Woodside Energy Group has entered into a binding agreement with Stonepeak, a major global investment firm specialising in infrastructure and real assets, for the sale of a 40 per cent interest in Louisiana LNG Infrastructure LLC.
The transaction, valued at $5.7 billion, is a significant milestone for the under-construction Louisiana LNG export terminal in Calcasieu Parish and marks a major step toward a final investment decision (FID) on the project.
Under the agreement, Stonepeak will provide US$5.7 billion towards the expected capital expenditure for the foundation development of Louisiana LNG, with an accelerated capital injection covering 75 per cent of project capex in both 2025 and 2026.

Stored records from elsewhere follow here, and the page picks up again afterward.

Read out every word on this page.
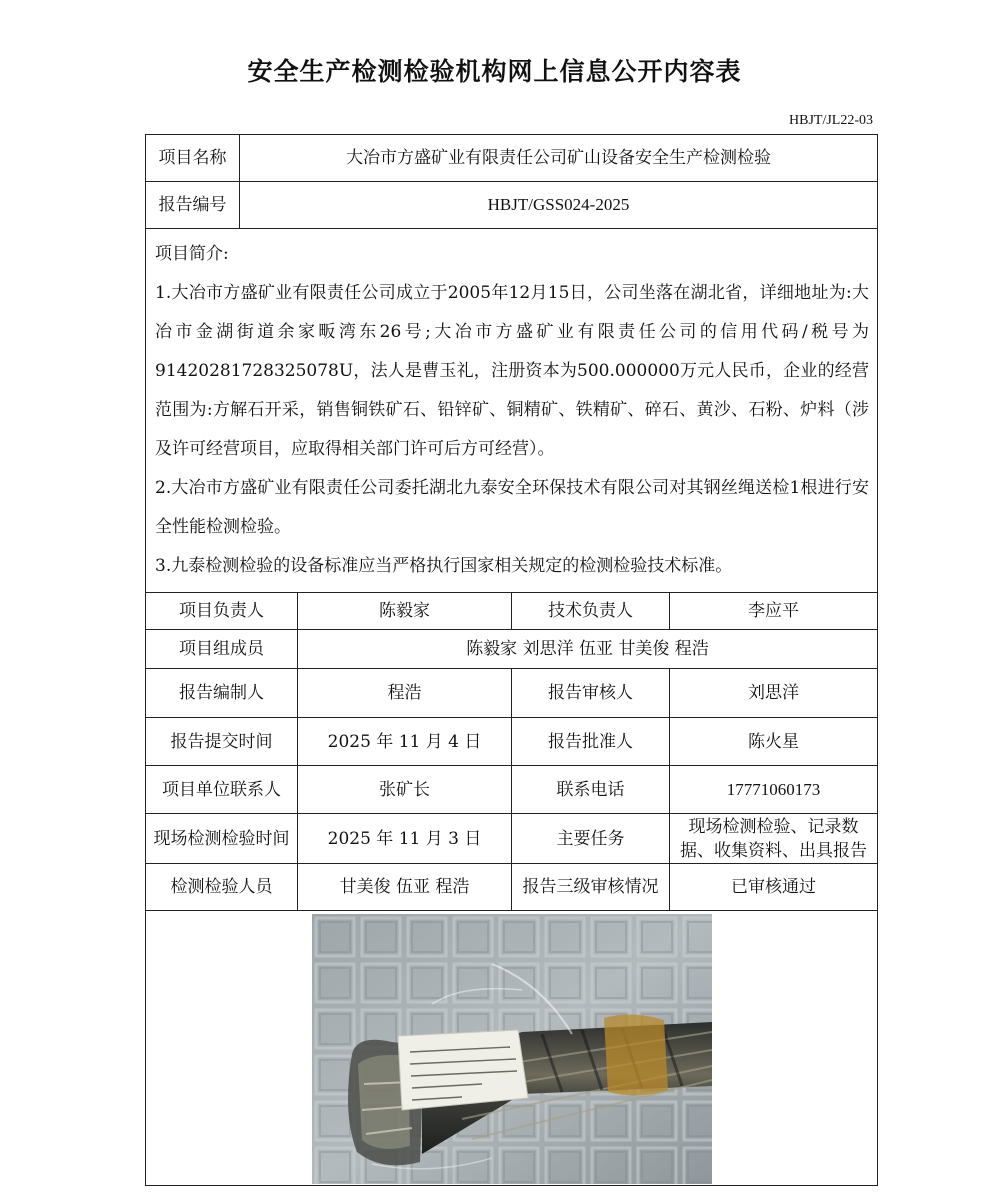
安全生产检测检验机构网上信息公开内容表
HBJT/JL22-03
项目名称	大冶市方盛矿业有限责任公司矿山设备安全生产检测检验			
报告编号	HBJT/GSS024-2025			

项目简介:

1.大冶市方盛矿业有限责任公司成立于2005年12月15日，公司坐落在湖北省，详细地址为:大冶市金湖街道余家畈湾东26号;大冶市方盛矿业有限责任公司的信用代码/税号为91420281728325078U，法人是曹玉礼，注册资本为500.000000万元人民币，企业的经营范围为:方解石开采，销售铜铁矿石、铅锌矿、铜精矿、铁精矿、碎石、黄沙、石粉、炉料（涉及许可经营项目，应取得相关部门许可后方可经营）。

2.大冶市方盛矿业有限责任公司委托湖北九泰安全环保技术有限公司对其钢丝绳送检1根进行安全性能检测检验。

3.九泰检测检验的设备标准应当严格执行国家相关规定的检测检验技术标准。				

项目负责人		陈毅家	技术负责人	李应平
项目组成员		陈毅家 刘思洋 伍亚 甘美俊 程浩		
报告编制人		程浩	报告审核人	刘思洋
报告提交时间		2025 年 11 月 4 日	报告批准人	陈火星
项目单位联系人		张矿长	联系电话	17771060173
现场检测检验时间		2025 年 11 月 3 日	主要任务	现场检测检验、记录数据、收集资料、出具报告
检测检验人员		甘美俊 伍亚 程浩	报告三级审核情况	已审核通过
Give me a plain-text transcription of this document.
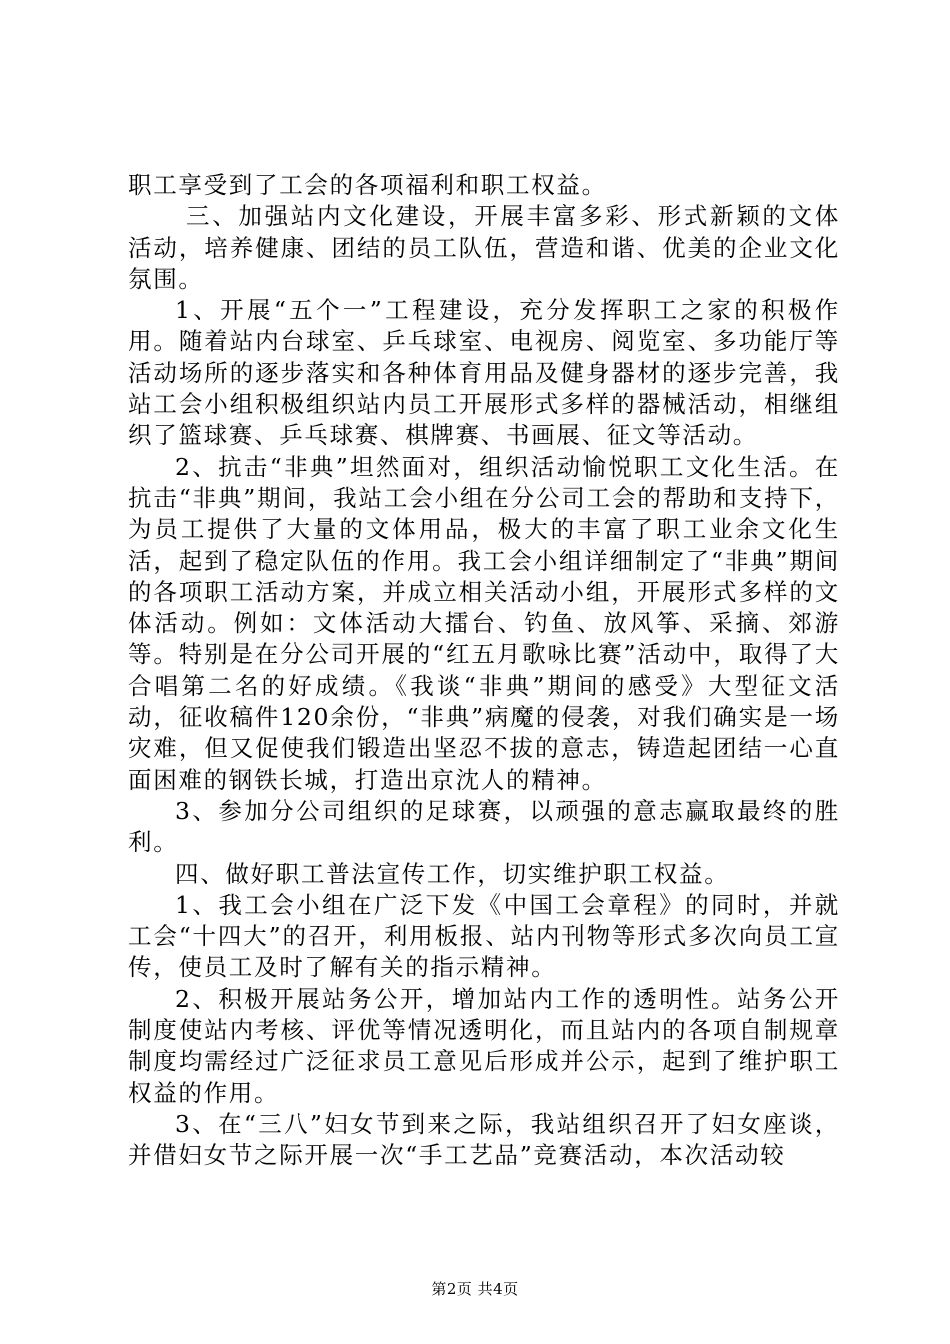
职工享受到了工会的各项福利和职工权益。

三、加强站内文化建设，开展丰富多彩、形式新颖的文体活动，培养健康、团结的员工队伍，营造和谐、优美的企业文化氛围。

1、开展“五个一”工程建设，充分发挥职工之家的积极作用。随着站内台球室、乒乓球室、电视房、阅览室、多功能厅等活动场所的逐步落实和各种体育用品及健身器材的逐步完善，我站工会小组积极组织站内员工开展形式多样的器械活动，相继组织了篮球赛、乒乓球赛、棋牌赛、书画展、征文等活动。

2、抗击“非典”坦然面对，组织活动愉悦职工文化生活。在抗击“非典”期间，我站工会小组在分公司工会的帮助和支持下，为员工提供了大量的文体用品，极大的丰富了职工业余文化生活，起到了稳定队伍的作用。我工会小组详细制定了“非典”期间的各项职工活动方案，并成立相关活动小组，开展形式多样的文体活动。例如：文体活动大擂台、钓鱼、放风筝、采摘、郊游等。特别是在分公司开展的“红五月歌咏比赛”活动中，取得了大合唱第二名的好成绩。《我谈“非典”期间的感受》大型征文活动，征收稿件120余份，“非典”病魔的侵袭，对我们确实是一场灾难，但又促使我们锻造出坚忍不拔的意志，铸造起团结一心直面困难的钢铁长城，打造出京沈人的精神。

3、参加分公司组织的足球赛，以顽强的意志赢取最终的胜利。

四、做好职工普法宣传工作，切实维护职工权益。

1、我工会小组在广泛下发《中国工会章程》的同时，并就工会“十四大”的召开，利用板报、站内刊物等形式多次向员工宣传，使员工及时了解有关的指示精神。

2、积极开展站务公开，增加站内工作的透明性。站务公开制度使站内考核、评优等情况透明化，而且站内的各项自制规章制度均需经过广泛征求员工意见后形成并公示，起到了维护职工权益的作用。

3、在“三八”妇女节到来之际，我站组织召开了妇女座谈，并借妇女节之际开展一次“手工艺品”竞赛活动，本次活动较

第2页 共4页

This structure substantially reduces Woodside’s near-term capital requirements, enhances project economics, and improves the company’s cash flow profile ahead of anticipated revenues from its Scarborough Energy Project in Australia.
The remainder of Stonepeak’s committed capital will be funded in subsequent years.
The transaction is structured so that Stonepeak’s total capital contribution is lower than its nominal 40 per cent equity interest due to the time value of money adjustment associated with the accelerated funding.
In the event of a cost overrun, Woodside’s holding company (HoldCo) will contribute the incremental capital, providing capex certainty for Stonepeak and potential capex efficiency benefits for HoldCo.
Following the transaction, Stonepeak will hold a 40 per cent equity interest in Louisiana LNG Infrastructure LLC (InfraCo), with the remaining 60 per cent retained by Woodside’s holding company.
InfraCo holds the engineering, procurement, and construction (EPC) agreement with Bechtel — an industry leader in infrastructure delivery — and, subject to FID, will own and construct the liquefaction infrastructure and common user facilities.
Woodside will continue to operate the project.
The investment is supported by a long-term liquefaction tolling agreement between InfraCo and HoldCo, featuring competitive tolling fee terms. HoldCo will be responsible for gas supply and LNG offtake.
The Louisiana LNG project is permitted for a total capacity of 27.6 million tonnes per annum (mtpa) and is nearing FID for the initial three production trains, which will provide a foundation development capacity of 16.5 mtpa.
Construction is underway, with front-end engineering design completed and Bechtel engaged as EPC contractor.
The estimated forward cost for the foundation development remains US$900–960 per tonne, including EPC costs, owner’s costs, allowances, and contingency, but excluding pipeline and HoldCo costs.
Completion of the transaction is contingent on conditions precedent, including FID for the Louisiana LNG development and requisite regulatory and legal approvals.
The effective date is set for January 1, 2025, with closing targeted in the second quarter of 2025.
Upon completion, Stonepeak is expected to make a payment of approximately $2 billion for its share of capex incurred since the effective date.
Woodside CEO Meg O’Neill welcomed Stonepeak as a partner, highlighting Stonepeak’s strong track record in US gas and LNG infrastructure investments.
O’Neill emphasised that the transaction validates the project’s quality, enhances its attractiveness to other potential equity partners, and positions Louisiana LNG as a globally competitive investment.
She noted that the partnership, combined with the Bechtel EPC agreement and existing regulatory permits, gives Woodside confidence to progress rapidly toward FID.
Woodside continues to engage with additional potential partners, targeting an equity sell-down of around 50 per cent in the integrated project.
Stonepeak Senior Managing Director James Wyper expressed confidence in the project’s critical role in the US LNG export market, describing it as a compelling investment opportunity with an attractive risk-reward profile and strong partners in Bechtel and Woodside.
Woodside’s financial advisers are RBC Capital Markets and Evercore, with Norton Rose Fulbright as legal adviser.
This transaction marks a significant advancement for Woodside’s US LNG ambitions, providing capital flexibility and strengthening its position to deliver long-term shareholder value.